Comme voyageur, mieux vaut allumer des lampions et prier son dieu pour que tout se passe bien. Car même si Québec et Ottawa ont créé des mécanismes d’indemnisation et de remboursement, les délais interminables pour obtenir gain de cause leur enlèvent de la crédibilité.

Au moment où vous lisez ces lignes, plus de 37 000 plaintes sont en attente d’examen par l’Office des transports du Canada (OTC). Au rythme de croisière de 2022, soit 217 dossiers analysés en moyenne par semaine, ça prendra plus de trois ans pour passer à travers la pile. Un délai qui se compare à celui pour voir un juge des petites créances.

L’OTC cherche le moyen d’accélérer la cadence. Il y est arrivé dans les derniers mois, en traitant 260 plaintes par semaine. Mais quand on sait que 6000 nouveaux dossiers ont été reçus en janvier seulement, cela relativise les attentes.

Du côté de Québec, 2900 demandes de remboursement liées à la pandémie n’ont toujours pas été traitées par le Fonds d’indemnisation des clients des agents de voyages (FICAV), à quelques jours du troisième anniversaire de l’évènement. Celui-ci est administré par l’Office de la protection du consommateur (OPC), qui a confié le mandat à PriceWaterhouseCooper (PwC) de gérer le flot de demandes liées à la COVID-19.

Dimanche, je vous racontais que les voyages scolaires étaient jugés complexes pour le FICAV, parce que la facture des adolescents avait été payée par leurs parents et leur école⁠1.

Vous avez été nombreux à me faire part de votre exaspération envers le FICAV.

« Tout ce qui est clair avec ce fonds, c’est la perception de la cotisation », m’écrit Christian, un brin cynique.

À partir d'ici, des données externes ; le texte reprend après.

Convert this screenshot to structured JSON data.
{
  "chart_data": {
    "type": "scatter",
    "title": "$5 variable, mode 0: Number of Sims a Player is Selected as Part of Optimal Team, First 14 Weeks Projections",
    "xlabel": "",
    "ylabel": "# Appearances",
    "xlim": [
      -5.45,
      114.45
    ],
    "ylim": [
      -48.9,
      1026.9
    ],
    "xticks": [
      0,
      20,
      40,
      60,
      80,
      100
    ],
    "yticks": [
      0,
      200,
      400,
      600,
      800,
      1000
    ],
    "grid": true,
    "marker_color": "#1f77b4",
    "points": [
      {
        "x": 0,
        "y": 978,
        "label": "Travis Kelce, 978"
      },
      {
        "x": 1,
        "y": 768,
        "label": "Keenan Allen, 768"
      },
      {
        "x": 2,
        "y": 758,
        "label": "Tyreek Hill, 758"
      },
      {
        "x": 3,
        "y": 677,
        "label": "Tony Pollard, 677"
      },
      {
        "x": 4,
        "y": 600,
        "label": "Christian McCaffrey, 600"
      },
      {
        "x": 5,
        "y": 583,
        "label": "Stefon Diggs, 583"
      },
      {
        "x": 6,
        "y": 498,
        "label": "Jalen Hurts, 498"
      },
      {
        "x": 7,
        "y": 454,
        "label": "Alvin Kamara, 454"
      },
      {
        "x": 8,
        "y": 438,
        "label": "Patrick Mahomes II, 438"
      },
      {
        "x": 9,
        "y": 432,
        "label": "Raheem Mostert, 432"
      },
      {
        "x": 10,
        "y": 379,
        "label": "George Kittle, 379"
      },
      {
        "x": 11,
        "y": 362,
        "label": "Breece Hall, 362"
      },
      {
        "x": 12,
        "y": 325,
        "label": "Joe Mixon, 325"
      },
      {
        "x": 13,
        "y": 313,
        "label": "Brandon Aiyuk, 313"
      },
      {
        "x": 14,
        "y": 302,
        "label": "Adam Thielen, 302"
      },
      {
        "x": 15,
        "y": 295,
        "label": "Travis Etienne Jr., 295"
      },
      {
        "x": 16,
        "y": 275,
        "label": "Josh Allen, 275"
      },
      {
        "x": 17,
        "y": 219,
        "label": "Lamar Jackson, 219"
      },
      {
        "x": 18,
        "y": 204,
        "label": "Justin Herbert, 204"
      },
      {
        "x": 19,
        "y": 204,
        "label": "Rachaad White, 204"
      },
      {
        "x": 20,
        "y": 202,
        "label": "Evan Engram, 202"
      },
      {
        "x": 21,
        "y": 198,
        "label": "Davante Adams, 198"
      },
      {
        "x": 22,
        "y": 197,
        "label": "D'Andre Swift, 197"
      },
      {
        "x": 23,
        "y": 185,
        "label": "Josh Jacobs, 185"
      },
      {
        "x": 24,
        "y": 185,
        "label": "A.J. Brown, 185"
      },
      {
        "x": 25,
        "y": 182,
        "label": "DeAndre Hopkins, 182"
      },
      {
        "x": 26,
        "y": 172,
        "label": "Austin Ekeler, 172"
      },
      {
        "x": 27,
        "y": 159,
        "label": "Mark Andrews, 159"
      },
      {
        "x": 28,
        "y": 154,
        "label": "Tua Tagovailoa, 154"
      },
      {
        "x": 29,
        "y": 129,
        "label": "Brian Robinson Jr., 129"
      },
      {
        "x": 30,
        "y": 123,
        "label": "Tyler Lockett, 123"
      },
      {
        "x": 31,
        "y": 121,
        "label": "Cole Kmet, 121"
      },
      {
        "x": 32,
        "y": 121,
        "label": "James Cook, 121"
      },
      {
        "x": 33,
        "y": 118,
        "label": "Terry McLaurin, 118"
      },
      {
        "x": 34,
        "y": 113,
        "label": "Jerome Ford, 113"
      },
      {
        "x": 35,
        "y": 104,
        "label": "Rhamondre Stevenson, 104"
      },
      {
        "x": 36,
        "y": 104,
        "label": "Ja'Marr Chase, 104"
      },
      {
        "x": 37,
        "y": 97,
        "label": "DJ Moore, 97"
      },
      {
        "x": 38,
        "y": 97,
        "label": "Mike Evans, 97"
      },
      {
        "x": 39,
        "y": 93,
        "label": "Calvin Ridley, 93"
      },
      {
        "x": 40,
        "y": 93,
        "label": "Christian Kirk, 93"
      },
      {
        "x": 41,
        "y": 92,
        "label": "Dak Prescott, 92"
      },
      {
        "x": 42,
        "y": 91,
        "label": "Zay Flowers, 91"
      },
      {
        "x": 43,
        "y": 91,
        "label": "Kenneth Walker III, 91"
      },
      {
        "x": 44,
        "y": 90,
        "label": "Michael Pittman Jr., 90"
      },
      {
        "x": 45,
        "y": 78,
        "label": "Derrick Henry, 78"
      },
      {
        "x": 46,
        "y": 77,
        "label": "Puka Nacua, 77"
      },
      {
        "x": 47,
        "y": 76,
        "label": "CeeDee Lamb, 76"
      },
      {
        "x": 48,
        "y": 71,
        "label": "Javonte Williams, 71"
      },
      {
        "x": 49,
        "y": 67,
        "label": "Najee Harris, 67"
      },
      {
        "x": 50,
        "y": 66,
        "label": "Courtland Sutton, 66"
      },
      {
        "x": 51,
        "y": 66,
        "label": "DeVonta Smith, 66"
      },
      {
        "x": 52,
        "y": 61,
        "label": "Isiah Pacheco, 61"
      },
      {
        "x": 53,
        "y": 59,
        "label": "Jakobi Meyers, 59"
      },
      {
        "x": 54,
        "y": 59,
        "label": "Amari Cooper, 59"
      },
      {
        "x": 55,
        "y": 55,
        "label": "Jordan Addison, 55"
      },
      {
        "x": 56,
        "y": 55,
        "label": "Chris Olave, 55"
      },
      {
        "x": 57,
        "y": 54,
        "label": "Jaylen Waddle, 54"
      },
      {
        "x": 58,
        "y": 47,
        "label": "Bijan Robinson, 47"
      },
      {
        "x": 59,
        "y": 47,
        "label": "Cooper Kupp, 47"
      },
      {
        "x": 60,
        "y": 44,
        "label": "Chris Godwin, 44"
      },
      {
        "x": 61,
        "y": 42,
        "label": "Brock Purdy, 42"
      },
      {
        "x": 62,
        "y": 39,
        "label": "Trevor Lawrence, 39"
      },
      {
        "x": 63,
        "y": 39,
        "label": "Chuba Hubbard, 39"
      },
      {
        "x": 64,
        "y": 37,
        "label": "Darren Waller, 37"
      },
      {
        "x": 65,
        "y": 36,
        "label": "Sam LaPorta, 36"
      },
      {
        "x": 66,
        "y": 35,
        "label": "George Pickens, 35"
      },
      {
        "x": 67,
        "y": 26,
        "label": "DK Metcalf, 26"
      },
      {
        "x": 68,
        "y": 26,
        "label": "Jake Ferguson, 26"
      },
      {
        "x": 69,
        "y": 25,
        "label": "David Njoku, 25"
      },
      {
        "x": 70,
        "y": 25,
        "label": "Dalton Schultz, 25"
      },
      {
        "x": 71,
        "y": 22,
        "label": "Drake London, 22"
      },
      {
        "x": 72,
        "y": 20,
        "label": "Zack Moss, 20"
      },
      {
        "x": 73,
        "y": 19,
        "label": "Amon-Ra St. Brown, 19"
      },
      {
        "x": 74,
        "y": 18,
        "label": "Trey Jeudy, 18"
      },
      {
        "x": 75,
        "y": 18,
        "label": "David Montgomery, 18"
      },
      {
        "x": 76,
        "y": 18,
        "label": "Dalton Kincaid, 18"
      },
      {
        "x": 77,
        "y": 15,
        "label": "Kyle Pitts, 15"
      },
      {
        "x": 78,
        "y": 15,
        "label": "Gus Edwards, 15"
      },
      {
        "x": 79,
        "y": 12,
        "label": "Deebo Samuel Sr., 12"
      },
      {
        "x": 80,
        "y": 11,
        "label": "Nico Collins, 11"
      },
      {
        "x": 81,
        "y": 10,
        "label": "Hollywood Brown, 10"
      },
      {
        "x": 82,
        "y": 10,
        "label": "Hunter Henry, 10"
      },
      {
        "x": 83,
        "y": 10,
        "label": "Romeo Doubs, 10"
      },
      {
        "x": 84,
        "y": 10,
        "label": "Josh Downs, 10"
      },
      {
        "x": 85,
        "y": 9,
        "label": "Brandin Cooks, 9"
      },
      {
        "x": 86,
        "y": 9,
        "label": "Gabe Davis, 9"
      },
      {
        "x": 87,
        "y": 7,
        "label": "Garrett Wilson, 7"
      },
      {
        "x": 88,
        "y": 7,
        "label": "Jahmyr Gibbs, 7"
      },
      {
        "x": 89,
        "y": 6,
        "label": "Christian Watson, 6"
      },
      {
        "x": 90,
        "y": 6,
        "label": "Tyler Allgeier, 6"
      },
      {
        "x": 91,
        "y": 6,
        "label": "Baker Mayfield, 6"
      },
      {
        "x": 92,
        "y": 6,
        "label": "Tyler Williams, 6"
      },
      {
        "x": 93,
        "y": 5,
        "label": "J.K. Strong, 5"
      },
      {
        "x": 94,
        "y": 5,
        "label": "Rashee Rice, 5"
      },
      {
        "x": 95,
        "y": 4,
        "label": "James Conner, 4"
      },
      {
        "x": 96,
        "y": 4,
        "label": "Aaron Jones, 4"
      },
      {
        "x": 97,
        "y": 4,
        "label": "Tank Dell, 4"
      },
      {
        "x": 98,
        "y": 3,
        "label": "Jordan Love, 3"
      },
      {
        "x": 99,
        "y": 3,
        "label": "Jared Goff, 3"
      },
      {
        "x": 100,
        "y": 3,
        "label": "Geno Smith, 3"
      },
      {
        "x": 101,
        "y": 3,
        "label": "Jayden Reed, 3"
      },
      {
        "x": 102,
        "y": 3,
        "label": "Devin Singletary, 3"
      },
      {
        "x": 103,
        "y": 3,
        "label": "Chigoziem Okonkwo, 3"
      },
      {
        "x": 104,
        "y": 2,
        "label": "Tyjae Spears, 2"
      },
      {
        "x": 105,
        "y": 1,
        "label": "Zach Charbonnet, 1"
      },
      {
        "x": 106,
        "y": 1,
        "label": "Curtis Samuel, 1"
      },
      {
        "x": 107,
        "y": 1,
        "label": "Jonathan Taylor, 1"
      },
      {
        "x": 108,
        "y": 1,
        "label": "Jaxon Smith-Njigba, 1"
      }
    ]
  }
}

Denis Chauvette me raconte qu’il a transmis ses documents « à plusieurs reprises, par courrier, par leur plateforme, par poste recommandée ». Il s’est même rendu aux bureaux de PwC à Place de la Cité, à Québec, dans l’espoir de faire avancer sa demande. Il a été « accueilli par un appareil téléphonique situé à l’extérieur du local », un local qu’il qualifie de « bunker » inaccessible au public. Il n’a pas parlé à un humain.

Même s’il n’attend pas les 3000 $ réclamés au FICAV pour être heureux, M. Chauvette promet de ne pas lâcher le morceau. Il envisage d’ailleurs de poursuivre le FICAV et PwC devant la Cour des petites créances. « Avec une facture impliquant les intérêts, mes frais d’hôtel et repas à Québec, mon temps, ma frustration, et sûrement d’autres éléments », énumère-t-il.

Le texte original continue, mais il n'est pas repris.